Terminato il racconto della surreale vicenda, è arrivato il momento di riflettere su un tema in particolare: la correlazione tra le posizioni no-vax e filo-Putin. Non è certo un caso che molti di quelli che inveivano contro la dittatura sanitaria, ora siano degli irriducibili sostenitori del dittatore russo. Ciò che accomuna le due teorie è il fatto di credere a una visione alternativa della realtà e di vedere trame oscure e burattinai dietro ogni fenomeno della vita, vantandosi di essere gli unici a non cadere in quell’inesistente tranello che hanno in testa.

Un’altra questione da rilevare è quella dei danni provocati in questi anni dalla disinformazione russa, rilanciata sfrontatamente da partiti sovranisti e populisti, tra cui spiccano il Movimento 5 stelle e la Lega, alleati nel governo Conte I, in quella che è stata la maggioranza  di governo più filo-russa della storia della Repubblica italiana.

Quei canali Telegram e quelle «fonti di informazione alternative» di cui parlava il signor Mario spesso sono gestite da società che hanno sede in Russia e spargono falsità in giro per l’Occidente, con il fine di indebolire quest’ultimo dall’interno. Per esempio, sono note le interferenze russe nelle elezioni americane del 2016 che portarono alla vittoria di Donald Trump, oppure le ingerenze a favore della Brexit, o ancora il sostegno a partiti con programmi di stampo anti-europeista. Non solo: la Russia, in piena pandemia, ha compiuto delle campagne di propaganda e disinformazione per screditare il vaccino Pfizer, con l’obiettivo di destabilizzare i Paesi europei e diffondere scetticismo e paura tra la popolazione.
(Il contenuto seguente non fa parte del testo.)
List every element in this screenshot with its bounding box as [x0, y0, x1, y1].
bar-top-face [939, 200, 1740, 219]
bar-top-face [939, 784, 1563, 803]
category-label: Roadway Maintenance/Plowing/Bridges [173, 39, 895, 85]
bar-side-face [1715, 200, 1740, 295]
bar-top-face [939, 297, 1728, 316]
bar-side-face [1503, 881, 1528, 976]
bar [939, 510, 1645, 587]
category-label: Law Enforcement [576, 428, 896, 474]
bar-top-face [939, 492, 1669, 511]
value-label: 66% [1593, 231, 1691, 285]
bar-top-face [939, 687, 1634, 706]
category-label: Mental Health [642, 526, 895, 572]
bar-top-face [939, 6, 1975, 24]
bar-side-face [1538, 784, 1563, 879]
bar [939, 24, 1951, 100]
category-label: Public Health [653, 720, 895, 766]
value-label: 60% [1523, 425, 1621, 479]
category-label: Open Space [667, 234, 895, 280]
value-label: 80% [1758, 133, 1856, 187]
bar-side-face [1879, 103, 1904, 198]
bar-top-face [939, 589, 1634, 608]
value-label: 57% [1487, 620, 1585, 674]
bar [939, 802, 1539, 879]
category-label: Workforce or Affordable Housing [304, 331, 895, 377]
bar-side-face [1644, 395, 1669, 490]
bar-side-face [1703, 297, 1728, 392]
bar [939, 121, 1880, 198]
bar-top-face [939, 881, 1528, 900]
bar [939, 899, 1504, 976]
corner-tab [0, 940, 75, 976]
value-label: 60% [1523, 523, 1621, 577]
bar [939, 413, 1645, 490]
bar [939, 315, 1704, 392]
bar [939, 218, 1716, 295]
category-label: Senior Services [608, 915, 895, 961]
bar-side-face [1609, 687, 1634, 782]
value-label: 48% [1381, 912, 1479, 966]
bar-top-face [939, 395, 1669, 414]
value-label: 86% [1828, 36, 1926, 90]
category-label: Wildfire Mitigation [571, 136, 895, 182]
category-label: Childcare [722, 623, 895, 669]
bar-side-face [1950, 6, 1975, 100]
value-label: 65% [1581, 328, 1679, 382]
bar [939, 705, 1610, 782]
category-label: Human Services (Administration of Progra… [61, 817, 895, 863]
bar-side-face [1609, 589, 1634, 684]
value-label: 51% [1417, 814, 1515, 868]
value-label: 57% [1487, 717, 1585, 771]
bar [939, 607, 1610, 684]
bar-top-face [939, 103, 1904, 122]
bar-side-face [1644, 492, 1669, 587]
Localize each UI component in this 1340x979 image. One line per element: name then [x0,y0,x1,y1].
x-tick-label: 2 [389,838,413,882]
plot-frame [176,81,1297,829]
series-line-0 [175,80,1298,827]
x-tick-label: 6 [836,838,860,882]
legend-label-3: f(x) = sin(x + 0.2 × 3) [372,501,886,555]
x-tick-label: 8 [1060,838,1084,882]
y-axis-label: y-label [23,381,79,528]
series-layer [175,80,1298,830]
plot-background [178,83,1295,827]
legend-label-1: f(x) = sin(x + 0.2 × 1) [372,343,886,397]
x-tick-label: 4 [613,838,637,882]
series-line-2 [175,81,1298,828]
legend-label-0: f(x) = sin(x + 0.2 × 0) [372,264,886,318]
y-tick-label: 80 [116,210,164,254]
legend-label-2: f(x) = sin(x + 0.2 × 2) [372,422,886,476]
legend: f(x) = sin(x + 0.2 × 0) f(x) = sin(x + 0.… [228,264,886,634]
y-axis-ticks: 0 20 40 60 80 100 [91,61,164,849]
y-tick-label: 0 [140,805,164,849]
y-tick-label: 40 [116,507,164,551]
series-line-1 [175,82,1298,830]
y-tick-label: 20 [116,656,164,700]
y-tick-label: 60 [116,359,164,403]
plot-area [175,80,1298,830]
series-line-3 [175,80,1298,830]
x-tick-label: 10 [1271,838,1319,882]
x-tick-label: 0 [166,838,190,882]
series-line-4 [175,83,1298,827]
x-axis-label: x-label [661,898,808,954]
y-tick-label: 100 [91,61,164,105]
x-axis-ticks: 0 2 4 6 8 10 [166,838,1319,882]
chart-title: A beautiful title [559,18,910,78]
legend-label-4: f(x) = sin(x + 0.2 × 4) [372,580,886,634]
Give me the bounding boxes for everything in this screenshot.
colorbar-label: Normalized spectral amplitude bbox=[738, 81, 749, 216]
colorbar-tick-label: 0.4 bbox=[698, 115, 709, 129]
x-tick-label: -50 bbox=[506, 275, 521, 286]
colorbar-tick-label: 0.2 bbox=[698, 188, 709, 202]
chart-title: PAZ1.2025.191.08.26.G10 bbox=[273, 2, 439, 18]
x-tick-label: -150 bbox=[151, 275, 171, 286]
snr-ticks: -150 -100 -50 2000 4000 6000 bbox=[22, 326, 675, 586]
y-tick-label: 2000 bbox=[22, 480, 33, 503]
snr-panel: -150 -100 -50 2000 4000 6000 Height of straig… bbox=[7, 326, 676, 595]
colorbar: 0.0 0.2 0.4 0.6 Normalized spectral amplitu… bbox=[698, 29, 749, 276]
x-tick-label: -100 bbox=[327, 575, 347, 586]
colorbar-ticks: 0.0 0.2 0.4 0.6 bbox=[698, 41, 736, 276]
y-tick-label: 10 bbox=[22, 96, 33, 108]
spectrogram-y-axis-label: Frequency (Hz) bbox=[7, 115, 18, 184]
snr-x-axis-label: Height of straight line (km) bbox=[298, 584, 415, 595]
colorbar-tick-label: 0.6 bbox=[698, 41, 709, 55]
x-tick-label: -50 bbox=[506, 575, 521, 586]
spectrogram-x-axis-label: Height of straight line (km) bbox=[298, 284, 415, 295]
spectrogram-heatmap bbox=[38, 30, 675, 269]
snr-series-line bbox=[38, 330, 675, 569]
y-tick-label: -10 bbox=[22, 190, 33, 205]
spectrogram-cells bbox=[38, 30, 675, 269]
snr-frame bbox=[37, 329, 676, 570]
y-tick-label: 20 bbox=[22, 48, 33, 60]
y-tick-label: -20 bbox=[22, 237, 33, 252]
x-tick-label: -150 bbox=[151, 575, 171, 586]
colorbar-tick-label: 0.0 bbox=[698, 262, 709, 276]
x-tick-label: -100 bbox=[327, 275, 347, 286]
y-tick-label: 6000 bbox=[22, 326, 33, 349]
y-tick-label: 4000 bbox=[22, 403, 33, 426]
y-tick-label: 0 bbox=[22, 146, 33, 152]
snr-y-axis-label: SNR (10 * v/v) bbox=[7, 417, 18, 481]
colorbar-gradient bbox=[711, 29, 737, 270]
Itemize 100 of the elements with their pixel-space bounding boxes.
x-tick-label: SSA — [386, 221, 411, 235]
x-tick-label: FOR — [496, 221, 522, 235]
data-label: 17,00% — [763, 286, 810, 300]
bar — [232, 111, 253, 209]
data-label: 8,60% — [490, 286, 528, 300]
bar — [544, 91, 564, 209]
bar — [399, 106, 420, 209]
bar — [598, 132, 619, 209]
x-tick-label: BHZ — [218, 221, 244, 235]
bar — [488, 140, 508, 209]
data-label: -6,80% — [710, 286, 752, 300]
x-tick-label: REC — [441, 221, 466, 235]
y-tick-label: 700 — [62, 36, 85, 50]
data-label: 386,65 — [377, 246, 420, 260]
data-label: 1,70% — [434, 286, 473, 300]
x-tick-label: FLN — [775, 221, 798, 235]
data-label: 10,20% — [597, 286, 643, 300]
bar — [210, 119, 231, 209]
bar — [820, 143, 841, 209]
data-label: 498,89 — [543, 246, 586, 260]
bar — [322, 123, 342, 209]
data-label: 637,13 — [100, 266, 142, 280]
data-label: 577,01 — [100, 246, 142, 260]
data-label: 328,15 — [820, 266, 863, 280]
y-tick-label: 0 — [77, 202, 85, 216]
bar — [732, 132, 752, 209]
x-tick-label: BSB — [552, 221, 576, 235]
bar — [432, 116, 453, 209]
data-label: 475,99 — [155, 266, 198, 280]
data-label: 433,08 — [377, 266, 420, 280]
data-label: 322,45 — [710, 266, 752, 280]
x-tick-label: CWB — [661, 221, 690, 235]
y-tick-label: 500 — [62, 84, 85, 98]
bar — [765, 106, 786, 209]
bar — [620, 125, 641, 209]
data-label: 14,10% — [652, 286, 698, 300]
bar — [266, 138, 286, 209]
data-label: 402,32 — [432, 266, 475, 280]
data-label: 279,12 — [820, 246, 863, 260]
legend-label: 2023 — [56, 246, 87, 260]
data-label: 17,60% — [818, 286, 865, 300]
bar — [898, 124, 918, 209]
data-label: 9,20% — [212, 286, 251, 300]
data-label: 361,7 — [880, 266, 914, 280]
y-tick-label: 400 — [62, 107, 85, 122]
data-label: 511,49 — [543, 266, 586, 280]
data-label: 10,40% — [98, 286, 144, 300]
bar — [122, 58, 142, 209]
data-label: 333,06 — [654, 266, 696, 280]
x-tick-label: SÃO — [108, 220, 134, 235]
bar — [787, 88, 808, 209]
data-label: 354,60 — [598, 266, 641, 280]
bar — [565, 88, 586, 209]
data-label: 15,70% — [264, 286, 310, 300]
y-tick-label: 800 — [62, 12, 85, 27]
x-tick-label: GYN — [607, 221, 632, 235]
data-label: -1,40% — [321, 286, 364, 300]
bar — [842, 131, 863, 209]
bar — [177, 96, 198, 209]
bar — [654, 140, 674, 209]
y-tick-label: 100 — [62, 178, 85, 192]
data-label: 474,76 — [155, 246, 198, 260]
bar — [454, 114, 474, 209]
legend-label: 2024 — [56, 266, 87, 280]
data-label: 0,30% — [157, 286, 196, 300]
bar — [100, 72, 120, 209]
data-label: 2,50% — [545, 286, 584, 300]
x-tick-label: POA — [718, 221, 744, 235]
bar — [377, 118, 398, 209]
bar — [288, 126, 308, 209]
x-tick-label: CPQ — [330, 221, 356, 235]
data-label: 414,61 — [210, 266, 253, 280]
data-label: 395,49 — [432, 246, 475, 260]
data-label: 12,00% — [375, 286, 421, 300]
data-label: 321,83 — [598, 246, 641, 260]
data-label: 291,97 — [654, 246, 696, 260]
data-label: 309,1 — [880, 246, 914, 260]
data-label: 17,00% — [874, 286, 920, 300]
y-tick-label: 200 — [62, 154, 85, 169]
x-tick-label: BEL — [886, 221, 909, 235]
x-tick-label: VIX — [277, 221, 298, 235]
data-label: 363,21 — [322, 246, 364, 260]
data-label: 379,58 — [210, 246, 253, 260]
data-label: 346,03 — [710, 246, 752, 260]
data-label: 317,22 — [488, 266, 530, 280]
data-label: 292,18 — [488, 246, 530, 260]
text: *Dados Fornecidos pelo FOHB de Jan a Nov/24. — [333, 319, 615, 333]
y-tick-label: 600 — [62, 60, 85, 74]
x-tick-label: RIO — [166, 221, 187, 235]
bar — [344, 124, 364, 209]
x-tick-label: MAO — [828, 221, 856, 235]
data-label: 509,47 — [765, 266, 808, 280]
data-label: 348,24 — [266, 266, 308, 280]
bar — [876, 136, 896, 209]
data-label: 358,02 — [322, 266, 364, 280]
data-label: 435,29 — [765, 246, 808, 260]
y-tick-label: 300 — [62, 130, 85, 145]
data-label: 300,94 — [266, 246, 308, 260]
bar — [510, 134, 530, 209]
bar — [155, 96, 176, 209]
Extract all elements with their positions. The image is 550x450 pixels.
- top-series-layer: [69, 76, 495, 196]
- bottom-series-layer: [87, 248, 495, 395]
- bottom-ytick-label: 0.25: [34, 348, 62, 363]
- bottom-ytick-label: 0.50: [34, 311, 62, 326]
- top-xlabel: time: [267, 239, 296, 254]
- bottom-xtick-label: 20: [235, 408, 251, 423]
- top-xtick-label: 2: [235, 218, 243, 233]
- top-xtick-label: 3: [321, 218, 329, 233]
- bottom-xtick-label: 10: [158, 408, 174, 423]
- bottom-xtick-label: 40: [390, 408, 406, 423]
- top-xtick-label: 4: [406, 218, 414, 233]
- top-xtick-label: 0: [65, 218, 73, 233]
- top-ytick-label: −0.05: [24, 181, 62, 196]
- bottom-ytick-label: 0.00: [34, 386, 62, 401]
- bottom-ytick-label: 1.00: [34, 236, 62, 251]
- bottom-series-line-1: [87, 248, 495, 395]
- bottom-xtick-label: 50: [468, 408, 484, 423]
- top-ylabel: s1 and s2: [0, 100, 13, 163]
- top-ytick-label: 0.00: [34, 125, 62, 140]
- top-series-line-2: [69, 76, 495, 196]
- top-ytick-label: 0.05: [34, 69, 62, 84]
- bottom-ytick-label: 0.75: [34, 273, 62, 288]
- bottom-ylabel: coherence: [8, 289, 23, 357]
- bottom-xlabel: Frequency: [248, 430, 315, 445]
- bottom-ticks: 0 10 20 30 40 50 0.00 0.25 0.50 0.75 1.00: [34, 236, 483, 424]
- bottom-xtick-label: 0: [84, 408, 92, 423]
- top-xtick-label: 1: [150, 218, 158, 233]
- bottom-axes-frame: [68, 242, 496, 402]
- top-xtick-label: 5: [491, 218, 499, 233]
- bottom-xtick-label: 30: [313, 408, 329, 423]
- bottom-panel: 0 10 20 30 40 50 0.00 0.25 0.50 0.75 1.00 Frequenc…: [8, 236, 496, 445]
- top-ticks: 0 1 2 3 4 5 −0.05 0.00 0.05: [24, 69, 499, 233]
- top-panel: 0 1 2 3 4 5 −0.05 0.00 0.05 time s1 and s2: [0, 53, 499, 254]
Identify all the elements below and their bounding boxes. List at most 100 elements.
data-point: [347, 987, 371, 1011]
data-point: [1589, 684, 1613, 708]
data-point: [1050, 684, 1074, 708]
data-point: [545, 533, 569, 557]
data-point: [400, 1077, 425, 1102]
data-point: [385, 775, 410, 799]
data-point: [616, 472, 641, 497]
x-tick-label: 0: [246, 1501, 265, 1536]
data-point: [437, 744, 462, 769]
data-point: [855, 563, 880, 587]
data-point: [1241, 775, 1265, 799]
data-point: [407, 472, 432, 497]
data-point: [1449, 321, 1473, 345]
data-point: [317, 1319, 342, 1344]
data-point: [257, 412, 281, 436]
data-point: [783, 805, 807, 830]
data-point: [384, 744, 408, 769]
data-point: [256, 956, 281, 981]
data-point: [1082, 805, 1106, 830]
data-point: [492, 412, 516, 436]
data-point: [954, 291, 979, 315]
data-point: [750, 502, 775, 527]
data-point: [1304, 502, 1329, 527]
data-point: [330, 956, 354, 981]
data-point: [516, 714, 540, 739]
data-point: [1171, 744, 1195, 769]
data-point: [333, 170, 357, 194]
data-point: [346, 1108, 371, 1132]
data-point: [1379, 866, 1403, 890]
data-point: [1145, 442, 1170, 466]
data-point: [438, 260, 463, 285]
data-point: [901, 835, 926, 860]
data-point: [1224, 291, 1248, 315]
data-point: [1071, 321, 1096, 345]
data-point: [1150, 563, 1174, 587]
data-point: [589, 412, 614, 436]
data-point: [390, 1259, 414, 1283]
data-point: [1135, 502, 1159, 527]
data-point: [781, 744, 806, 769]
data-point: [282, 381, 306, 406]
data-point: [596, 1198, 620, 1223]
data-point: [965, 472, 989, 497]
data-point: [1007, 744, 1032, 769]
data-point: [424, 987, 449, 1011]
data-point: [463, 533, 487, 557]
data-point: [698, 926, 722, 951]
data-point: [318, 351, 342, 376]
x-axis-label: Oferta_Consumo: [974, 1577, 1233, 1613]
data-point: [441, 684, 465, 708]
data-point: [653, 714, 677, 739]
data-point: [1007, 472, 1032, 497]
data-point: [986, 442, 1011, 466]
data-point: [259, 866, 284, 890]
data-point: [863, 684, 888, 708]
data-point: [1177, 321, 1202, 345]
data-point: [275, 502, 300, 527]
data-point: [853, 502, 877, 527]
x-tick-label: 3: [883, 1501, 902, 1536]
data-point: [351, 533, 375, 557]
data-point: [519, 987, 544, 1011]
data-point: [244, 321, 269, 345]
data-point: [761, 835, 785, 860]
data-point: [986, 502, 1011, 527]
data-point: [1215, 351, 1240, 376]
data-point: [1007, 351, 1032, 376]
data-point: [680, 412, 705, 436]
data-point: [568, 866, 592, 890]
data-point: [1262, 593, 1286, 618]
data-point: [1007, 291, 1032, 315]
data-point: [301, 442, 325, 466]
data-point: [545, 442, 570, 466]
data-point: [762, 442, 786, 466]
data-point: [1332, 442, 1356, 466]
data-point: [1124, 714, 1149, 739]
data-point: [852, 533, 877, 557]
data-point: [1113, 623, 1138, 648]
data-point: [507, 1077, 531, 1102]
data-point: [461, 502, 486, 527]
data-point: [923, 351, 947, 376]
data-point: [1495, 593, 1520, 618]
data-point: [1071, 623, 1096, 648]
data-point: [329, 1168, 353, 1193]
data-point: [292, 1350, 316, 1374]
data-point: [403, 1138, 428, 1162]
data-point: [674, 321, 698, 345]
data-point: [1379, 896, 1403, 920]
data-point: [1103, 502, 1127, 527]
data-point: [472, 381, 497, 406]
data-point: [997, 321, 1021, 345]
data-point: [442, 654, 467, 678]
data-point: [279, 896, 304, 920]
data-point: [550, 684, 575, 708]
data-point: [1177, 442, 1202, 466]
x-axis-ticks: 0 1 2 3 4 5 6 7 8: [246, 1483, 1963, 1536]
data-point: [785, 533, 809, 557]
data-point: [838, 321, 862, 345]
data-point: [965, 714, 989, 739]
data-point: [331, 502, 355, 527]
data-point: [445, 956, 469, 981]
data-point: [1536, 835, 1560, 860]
Un’interessante analisi di Reputation Science, basata sul monitoraggio dei contenuti online, mostra come tra gli utenti con posizioni filo-Putin ci sia una convergenza di idee anche su altri temi: in particolare sono contro il governo Draghi, le norme anti-Covid e l’obbligo vaccinale; sono no-vax e no-Green pass, parlano di «dittatura sanitaria» e mostrano l’intenzione di combattere per riottenere la libertà di cui si sentono privati; sono contro gli Stati Uniti, che condannano per le guerre del passato, e rivendicano la libertà di ogni Stato da quella che chiamano ingerenza statunitense; sono contro l’élite, l’establishment mondiale e l’Unione Europea e sono tendenzialmente complottisti.

Mi sono sempre immaginato queste persone come dei reietti della società, degli emarginati che se ne stanno chiusi in uno stanzino a twittare fesserie in modo compulsivo. Ebbene, mi sbagliavo. Queste persone sono tra noi, le incontriamo nella vita di tutti i giorni, al supermercato, al bancone di un bar o nella carrozza di un treno: sono i normalissimi signor Mario.